Quand même il plairait à quelqu’un de supposer que ces dimensions ont été faites sans erreur notable, et prises toutes sur une mesure connue, il resterait encore une difficulté comme insurmontable, à déterminer précisément, combien il faut retrancher de ces routes ainsi mesurées, pour fixer au juste la distance en ligne droite d’une ville à une autre. Que Ptolomée, par exemple, ait su dans un détail encore plus grand, qu’on ne le trouve dans le livre sixième de Pline, les mesures que prirent Diogenete et Beton, employés par Alexandre depuis la mer Caspienne jusqu’à l’océan des Indes : s’il n’est point sorti d’Alexandrie, et s’il n’est pas venu sur les lieux remarquer les détours des chemins, et les divers rhumbs de vent que la situation des terres oblige de faire, il ne lui a pas été possible de marquer exactement, ni la position des villes, ni le passage des rivières, encore moins d’en déterminer le cours entier par ses seuls points, et de conclure la grandeur d’un pays par une ou deux lignes géographiques sans avoir les points mitoyens, qui sont absolument nécessaires pour réunir l’une à l’autre.

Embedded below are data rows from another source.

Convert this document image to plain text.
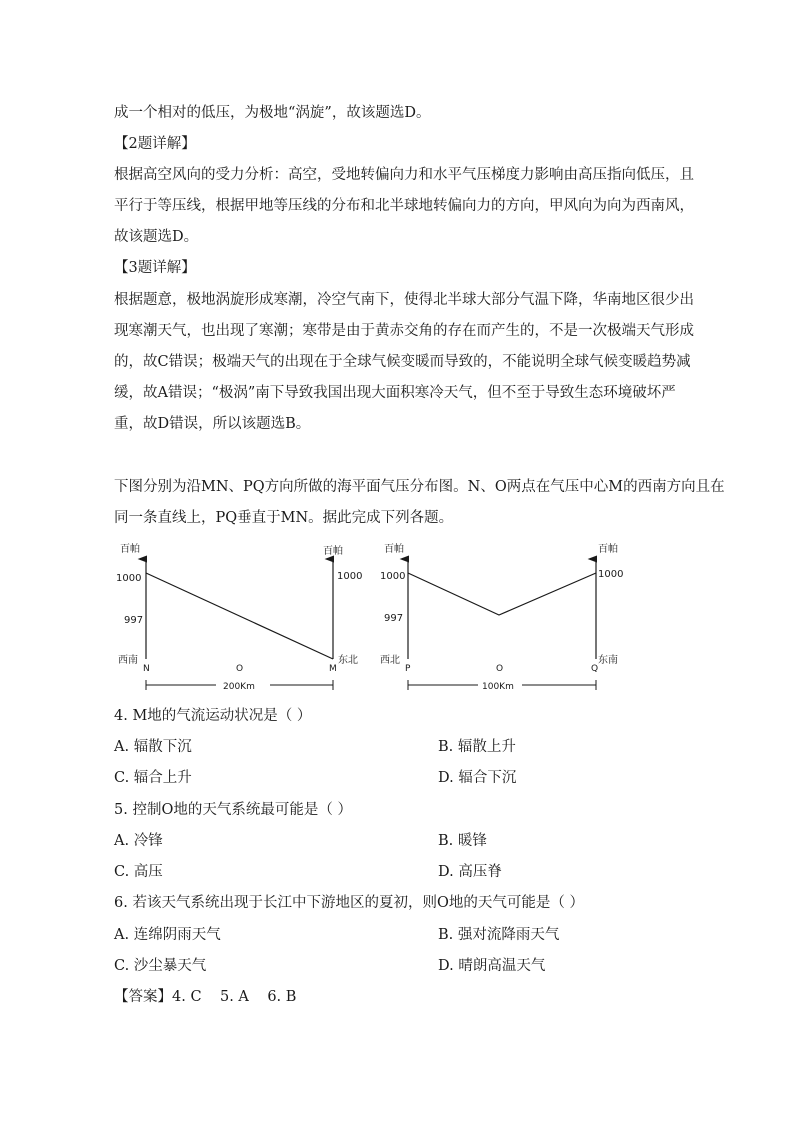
成一个相对的低压，为极地“涡旋”，故该题选D。
【2题详解】
根据高空风向的受力分析：高空，受地转偏向力和水平气压梯度力影响由高压指向低压，且
平行于等压线，根据甲地等压线的分布和北半球地转偏向力的方向，甲风向为向为西南风，
故该题选D。
【3题详解】
根据题意，极地涡旋形成寒潮，冷空气南下，使得北半球大部分气温下降，华南地区很少出
现寒潮天气，也出现了寒潮；寒带是由于黄赤交角的存在而产生的，不是一次极端天气形成
的，故C错误；极端天气的出现在于全球气候变暖而导致的，不能说明全球气候变暖趋势减
缓，故A错误；“极涡”南下导致我国出现大面积寒冷天气，但不至于导致生态环境破坏严
重，故D错误，所以该题选B。
下图分别为沿MN、PQ方向所做的海平面气压分布图。N、O两点在气压中心M的西南方向且在
同一条直线上，PQ垂直于MN。据此完成下列各题。
百帕	百帕
1000
997
1000
西南	东北
N	O	M
200Km
百帕	百帕
1000
997
1000
西北	东南
P	O	Q
100Km
4. M地的气流运动状况是（ ）
A. 辐散下沉	B. 辐散上升
C. 辐合上升	D. 辐合下沉
5. 控制O地的天气系统最可能是（ ）
A. 冷锋	B. 暖锋
C. 高压	D. 高压脊
6. 若该天气系统出现于长江中下游地区的夏初，则O地的天气可能是（ ）
A. 连绵阴雨天气	B. 强对流降雨天气
C. 沙尘暴天气	D. 晴朗高温天气
【答案】4. C    5. A    6. B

Mais comme toutes ces connaissances ne dépendent point de la force du génie, et que ce qu’il aurait fallu faire pour les acquérir, surpasse de beaucoup les forces d’un particulier, Ptolémée n’a point eu d’autre moyen que de s’en rapporter aux mémoires des voyageurs, de combiner leur rapport avec les observations ramassées, et de recourir aux conjectures en une infinité d’endroits ; et si cela n’a pas empêché qu’il n’ait fait un ouvrage utile au public, la description qu’il donna du monde étant très ample, et divisée pour la première fois en degrés de longitude et de latitude, il est toujours vrai que la plus grande partie de son ouvrage n’est point appuyée sur des observations faites à dessein de rectifier la géographie, mais seulement sur les relations des voyageurs d’un génie fort différent, et sur les narrations de quelques historiens, qui n’ont parlé que par occasion des distances, et toujours sur l’estime populaire.
Il n’en est pas de même dans l’ouvrage qu’on donne au public ; tout vaste qu’il est, on n’a pas cru devoir s’en tenir ni aux cartes des gouverneurs chinois, ni aux dimensions faites presque partout, principalement dans la Tartarie, par des Mantcheoux également laborieux et exacts, ni à divers mémoires imprimés. Mais on s’est déterminé à recommencer tout de nouveau, n’usant de ces connaissances que pour se régler dans les routes qu’on avait à prendre, et dans le choix des lieux dignes de remarque, et rapportant tout ce qu’on faisait, non seulement à un même dessein, mais encore à une même mesure employée sans interruption.
Cette mesure avait été déterminée par l’empereur quelques années auparavant : c’est le pied chinois dont on se sert pour les bâtiments et les ouvrages du palais, qui est différent des autres pieds chinois, et de celui même dont il paraît qu’on s’est servi autrefois dans le tribunal des mathématiques. C’est sur ce pied que la grandeur d’un degré, mesuré par le père Thomas, avait déjà été trouvée contenir 200 lis ou stades chinois, dont chacun comprend au juste 180 toises chinoises de dix pieds. Comme donc la vingtième partie d’un degré, suivant les mesures de l’académie, contient 2853 toises de six pieds du Châtelet, elles égalent précisément 1800 toises chinoises, ou dix lis chinois ; et conséquemment un degré de 20 de nos grandes lieues, qu’on appelle aussi lieues marines, comprend 200 lis ou stades chinois du pied, dont nous nous sommes servis dans toute la géographie de cet empire.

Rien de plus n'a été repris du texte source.